Despite the flexibility and lower upfront risk of production credits, most tax credit transfers he has seen so far have been ITCs, Lonczak said. “There’s more certainty around what you’re getting there” due to the one-time nature of the credit, though “I don’t think I can say that’s indicative of a trend” in future transaction volumes, he said.
PTC deals may feature discount rates that increase over time as a hedge against the uncertainty of calculating production years in advance, Lonczak added.
That future uncertainty has a political dimension, Gordon said.
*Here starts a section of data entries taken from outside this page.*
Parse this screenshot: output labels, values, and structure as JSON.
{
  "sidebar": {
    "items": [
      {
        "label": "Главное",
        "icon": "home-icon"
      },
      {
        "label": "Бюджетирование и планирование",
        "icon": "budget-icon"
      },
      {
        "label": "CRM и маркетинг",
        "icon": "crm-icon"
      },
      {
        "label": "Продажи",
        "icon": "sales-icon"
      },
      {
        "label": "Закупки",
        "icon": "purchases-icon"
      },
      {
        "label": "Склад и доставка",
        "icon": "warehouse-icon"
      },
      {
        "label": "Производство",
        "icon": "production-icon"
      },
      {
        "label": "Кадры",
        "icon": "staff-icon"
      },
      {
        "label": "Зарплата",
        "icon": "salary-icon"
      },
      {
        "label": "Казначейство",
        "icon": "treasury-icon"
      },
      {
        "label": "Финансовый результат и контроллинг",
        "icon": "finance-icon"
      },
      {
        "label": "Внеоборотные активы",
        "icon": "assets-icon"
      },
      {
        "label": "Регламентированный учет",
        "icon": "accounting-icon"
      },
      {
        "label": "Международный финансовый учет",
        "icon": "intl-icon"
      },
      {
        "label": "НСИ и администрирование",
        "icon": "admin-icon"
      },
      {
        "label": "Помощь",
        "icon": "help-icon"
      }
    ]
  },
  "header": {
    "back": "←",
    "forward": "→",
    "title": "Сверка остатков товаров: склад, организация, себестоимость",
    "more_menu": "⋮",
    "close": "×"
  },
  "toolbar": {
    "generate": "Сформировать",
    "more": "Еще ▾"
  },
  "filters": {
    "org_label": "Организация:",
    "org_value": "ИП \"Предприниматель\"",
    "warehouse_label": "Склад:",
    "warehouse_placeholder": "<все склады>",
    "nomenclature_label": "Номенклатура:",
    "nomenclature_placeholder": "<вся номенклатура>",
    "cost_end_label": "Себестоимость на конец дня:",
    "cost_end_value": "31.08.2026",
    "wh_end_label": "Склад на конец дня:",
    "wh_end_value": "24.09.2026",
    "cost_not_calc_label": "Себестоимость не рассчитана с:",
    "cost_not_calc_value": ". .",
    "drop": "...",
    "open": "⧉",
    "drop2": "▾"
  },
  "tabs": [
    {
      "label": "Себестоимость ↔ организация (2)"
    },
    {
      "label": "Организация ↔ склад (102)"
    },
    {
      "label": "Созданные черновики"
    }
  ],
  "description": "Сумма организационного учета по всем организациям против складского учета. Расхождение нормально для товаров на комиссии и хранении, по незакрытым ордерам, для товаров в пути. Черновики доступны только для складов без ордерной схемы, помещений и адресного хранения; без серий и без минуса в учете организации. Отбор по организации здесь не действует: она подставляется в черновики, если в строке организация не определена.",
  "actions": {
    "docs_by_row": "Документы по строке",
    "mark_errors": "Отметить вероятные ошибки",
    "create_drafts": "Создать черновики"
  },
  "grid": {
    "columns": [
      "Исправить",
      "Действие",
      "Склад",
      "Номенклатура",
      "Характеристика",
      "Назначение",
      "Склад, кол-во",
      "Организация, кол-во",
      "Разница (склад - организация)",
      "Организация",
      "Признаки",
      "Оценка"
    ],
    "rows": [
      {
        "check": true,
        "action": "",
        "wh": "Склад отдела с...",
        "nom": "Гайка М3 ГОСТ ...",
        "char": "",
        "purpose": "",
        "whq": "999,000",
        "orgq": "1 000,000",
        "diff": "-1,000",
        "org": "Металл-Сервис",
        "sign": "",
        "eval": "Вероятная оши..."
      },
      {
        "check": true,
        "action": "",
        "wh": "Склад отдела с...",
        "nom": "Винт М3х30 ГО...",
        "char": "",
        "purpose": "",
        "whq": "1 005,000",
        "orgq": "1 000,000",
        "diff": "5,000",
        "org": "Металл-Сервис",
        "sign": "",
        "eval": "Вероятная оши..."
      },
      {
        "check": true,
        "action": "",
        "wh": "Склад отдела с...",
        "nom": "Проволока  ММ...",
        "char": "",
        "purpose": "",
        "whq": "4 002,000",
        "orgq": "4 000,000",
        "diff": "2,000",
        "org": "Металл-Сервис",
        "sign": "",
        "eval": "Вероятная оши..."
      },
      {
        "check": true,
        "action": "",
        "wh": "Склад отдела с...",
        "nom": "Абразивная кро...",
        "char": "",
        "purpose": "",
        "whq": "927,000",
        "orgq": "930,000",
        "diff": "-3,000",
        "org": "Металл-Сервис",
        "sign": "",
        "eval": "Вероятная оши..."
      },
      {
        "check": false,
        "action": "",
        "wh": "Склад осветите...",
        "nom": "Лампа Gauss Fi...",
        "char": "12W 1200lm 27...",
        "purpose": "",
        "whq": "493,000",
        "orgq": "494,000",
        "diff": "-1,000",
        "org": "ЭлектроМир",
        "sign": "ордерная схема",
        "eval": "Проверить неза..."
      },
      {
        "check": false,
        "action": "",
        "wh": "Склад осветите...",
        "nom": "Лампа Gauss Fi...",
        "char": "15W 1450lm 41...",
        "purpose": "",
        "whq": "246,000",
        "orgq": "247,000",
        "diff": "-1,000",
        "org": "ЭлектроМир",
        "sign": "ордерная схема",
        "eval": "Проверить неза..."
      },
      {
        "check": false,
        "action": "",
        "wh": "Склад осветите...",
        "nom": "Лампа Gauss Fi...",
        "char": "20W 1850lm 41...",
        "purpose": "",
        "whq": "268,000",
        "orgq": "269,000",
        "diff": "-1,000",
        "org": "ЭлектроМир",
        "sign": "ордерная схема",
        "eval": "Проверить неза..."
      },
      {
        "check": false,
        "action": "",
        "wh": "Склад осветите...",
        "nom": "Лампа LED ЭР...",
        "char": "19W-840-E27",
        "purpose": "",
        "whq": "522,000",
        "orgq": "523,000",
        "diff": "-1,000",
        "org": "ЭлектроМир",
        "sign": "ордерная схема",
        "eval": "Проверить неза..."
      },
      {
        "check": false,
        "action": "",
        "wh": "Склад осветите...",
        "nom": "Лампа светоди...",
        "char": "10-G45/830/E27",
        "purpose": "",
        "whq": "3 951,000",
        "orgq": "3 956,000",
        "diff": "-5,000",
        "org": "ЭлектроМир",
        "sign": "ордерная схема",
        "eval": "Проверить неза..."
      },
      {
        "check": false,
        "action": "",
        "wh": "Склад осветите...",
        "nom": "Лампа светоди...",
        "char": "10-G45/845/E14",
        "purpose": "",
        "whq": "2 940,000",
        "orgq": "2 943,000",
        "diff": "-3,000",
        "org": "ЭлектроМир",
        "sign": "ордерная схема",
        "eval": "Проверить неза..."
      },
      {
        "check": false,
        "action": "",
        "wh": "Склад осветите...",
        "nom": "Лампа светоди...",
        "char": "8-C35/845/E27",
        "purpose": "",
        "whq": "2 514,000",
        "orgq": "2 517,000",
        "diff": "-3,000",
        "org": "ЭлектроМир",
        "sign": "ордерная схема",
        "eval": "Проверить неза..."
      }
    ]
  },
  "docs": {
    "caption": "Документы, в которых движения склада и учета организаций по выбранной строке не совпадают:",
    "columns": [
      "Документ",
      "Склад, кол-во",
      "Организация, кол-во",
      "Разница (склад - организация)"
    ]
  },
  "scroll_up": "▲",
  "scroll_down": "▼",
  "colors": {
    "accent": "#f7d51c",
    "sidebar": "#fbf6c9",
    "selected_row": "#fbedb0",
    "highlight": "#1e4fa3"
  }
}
While “retroactive changes” affecting existing projects are unlikely in the event of full Republican control of the federal government in 2025, lawmakers could amend the IRA to phase out its tax credits faster or “de-sweeten” its benefits in other ways, Gordon said.
“You have to have a political crystal ball” to look beyond the November election, he added.
While most credit transactions see the seller indemnifying the buyer against potential losses, buyers can purchase insurance to reduce their risk further, Lonczak said.
“Buyers typically do not have any input or control over project operations, and so insurance plays an important role [in] protecting the buyer from risks they couldn’t otherwise mitigate,” Johnson said.
Insurance has been available on traditional tax credit transactions for many years, but there is now “a huge gold rush for the insurers” as the transferability market scales up, Gordon said. He added that a “full-wrap” policy, which protects the buyer from virtually any risk not caused by their own error, costs roughly 1.5% to 2% of the credit amount.
Sellers “are generally responsible” for taking out the policy and paying the premium, Johnson said.